Now, Sullivan will look into the case of Daniel Woolem, an accused drug dealer whose calls to his then-attorney in 2011 were accessed as many as six times, according to court records.

Calls from the county jail are recorded — in fact, inmates are given a warning before a call is connected. Law enforcement sometimes listens to the recordings, which can be a valuable aid in investigations. But calls between inmates and their attorneys are protected by attorney-client privilege and are supposed to be blocked from being recorded. That did not happen in the Harper or Woolem cases, jail records indicate.

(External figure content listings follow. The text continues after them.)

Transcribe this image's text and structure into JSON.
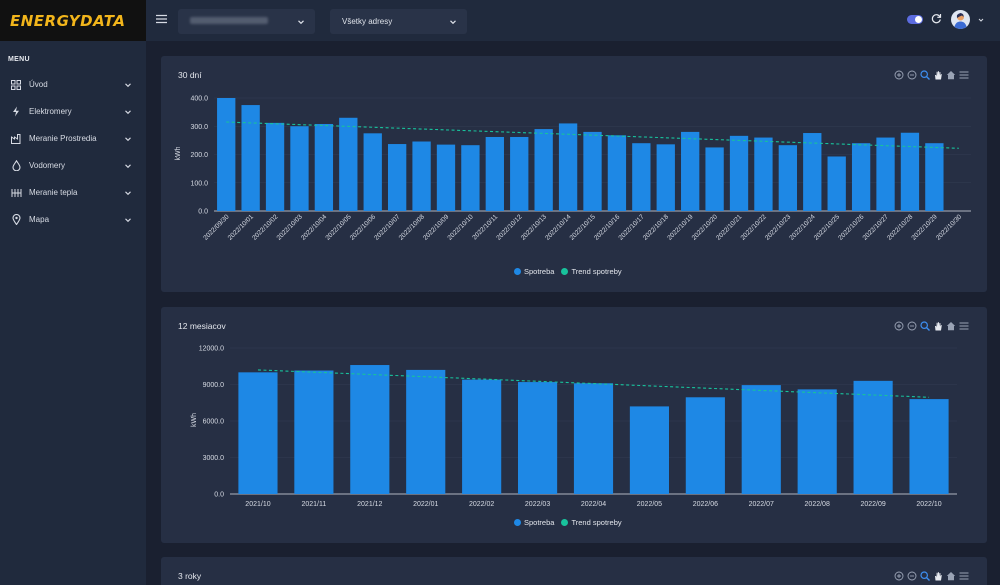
{
  "app": {
    "logo_text": "ENERGYDATA"
  },
  "sidebar": {
    "menu_title": "MENU",
    "items": [
      {
        "label": "Úvod",
        "icon": "dashboard-icon"
      },
      {
        "label": "Elektromery",
        "icon": "bolt-icon"
      },
      {
        "label": "Meranie Prostredia",
        "icon": "factory-icon"
      },
      {
        "label": "Vodomery",
        "icon": "water-drop-icon"
      },
      {
        "label": "Meranie tepla",
        "icon": "heat-icon"
      },
      {
        "label": "Mapa",
        "icon": "map-pin-icon"
      }
    ]
  },
  "topbar": {
    "select1_value": "",
    "select2_value": "Všetky adresy"
  },
  "colors": {
    "bar": "#1e88e5",
    "trend": "#18c29c",
    "accent": "#f2b51b"
  },
  "charts": [
    {
      "title": "30 dní",
      "legend": [
        "Spotreba",
        "Trend spotreby"
      ],
      "chart_data": {
        "type": "bar",
        "ylabel": "kWh",
        "ylim": [
          0,
          400
        ],
        "yticks": [
          "0.0",
          "100.0",
          "200.0",
          "300.0",
          "400.0"
        ],
        "categories": [
          "2022/09/30",
          "2022/10/01",
          "2022/10/02",
          "2022/10/03",
          "2022/10/04",
          "2022/10/05",
          "2022/10/06",
          "2022/10/07",
          "2022/10/08",
          "2022/10/09",
          "2022/10/10",
          "2022/10/11",
          "2022/10/12",
          "2022/10/13",
          "2022/10/14",
          "2022/10/15",
          "2022/10/16",
          "2022/10/17",
          "2022/10/18",
          "2022/10/19",
          "2022/10/20",
          "2022/10/21",
          "2022/10/22",
          "2022/10/23",
          "2022/10/24",
          "2022/10/25",
          "2022/10/26",
          "2022/10/27",
          "2022/10/28",
          "2022/10/29",
          "2022/10/30"
        ],
        "series": [
          {
            "name": "Spotreba",
            "values": [
              400,
              375,
              312,
              300,
              308,
              330,
              275,
              237,
              246,
              235,
              233,
              262,
              262,
              290,
              310,
              280,
              268,
              240,
              236,
              280,
              225,
              266,
              260,
              233,
              276,
              193,
              240,
              260,
              277,
              240,
              null
            ]
          },
          {
            "name": "Trend spotreby",
            "start": 315,
            "end": 222
          }
        ]
      }
    },
    {
      "title": "12 mesiacov",
      "legend": [
        "Spotreba",
        "Trend spotreby"
      ],
      "chart_data": {
        "type": "bar",
        "ylabel": "kWh",
        "ylim": [
          0,
          12000
        ],
        "yticks": [
          "0.0",
          "3000.0",
          "6000.0",
          "9000.0",
          "12000.0"
        ],
        "categories": [
          "2021/10",
          "2021/11",
          "2021/12",
          "2022/01",
          "2022/02",
          "2022/03",
          "2022/04",
          "2022/05",
          "2022/06",
          "2022/07",
          "2022/08",
          "2022/09",
          "2022/10"
        ],
        "series": [
          {
            "name": "Spotreba",
            "values": [
              10000,
              10150,
              10600,
              10200,
              9400,
              9200,
              9100,
              7200,
              7950,
              8950,
              8600,
              9300,
              7800
            ]
          },
          {
            "name": "Trend spotreby",
            "start": 10200,
            "end": 7950
          }
        ]
      }
    },
    {
      "title": "3 roky",
      "legend": []
    }
  ]
}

In both cases, a deputy prosecutor discovered eavesdropping had occurred and it was reported to defense attorneys and the court.

The prosecutor’s office asked Judge Douglas Federspiel to appoint a special prosecutor to determine whether the eavesdropping warranted dropping the charges.

Sullivan is expected to investigate who accessed Woolem’s phone records and what was learned.

Woolem’s current defense attorney, Ricardo Hernandez, argued against appointing a special prosecutor, saying it doesn’t matter what was learned by listening to the calls, that mere access to the conversations warrants dismissal of the case against his client.

“Whoever listened to that call didn’t bother to report it to anybody at any level,” Hernandez said. “We believe that shows bad faith.”

Court records say the jail’s computerized phone recording system containing Woolem’s calls were accessed with user names belonging to Prosecuting Attorney Jim Hagarty and sheriff’s detective Robert Tucker.

In court records, Hagarty said his user name is used by several members of his office and that he didn’t listen to any of the calls.

The defense has requested a list of people who would have had access to Hagarty’s user name and password at the time in 2011.

Court records also state that Tucker’s eavesdropping was accidental and that he stopped listening as soon as he realized it was an attorney-client call.

Prosecutors argue there is legal precedent for an incidental waiver of attorney-client privilege. They say that when inmates are warned their calls are being recorded, it’s their responsibility to take steps to block the recording.

Former and current members of the prosecutor’s office, including Hagarty, and corrections department staff have been summoned to testify at the Monday hearing.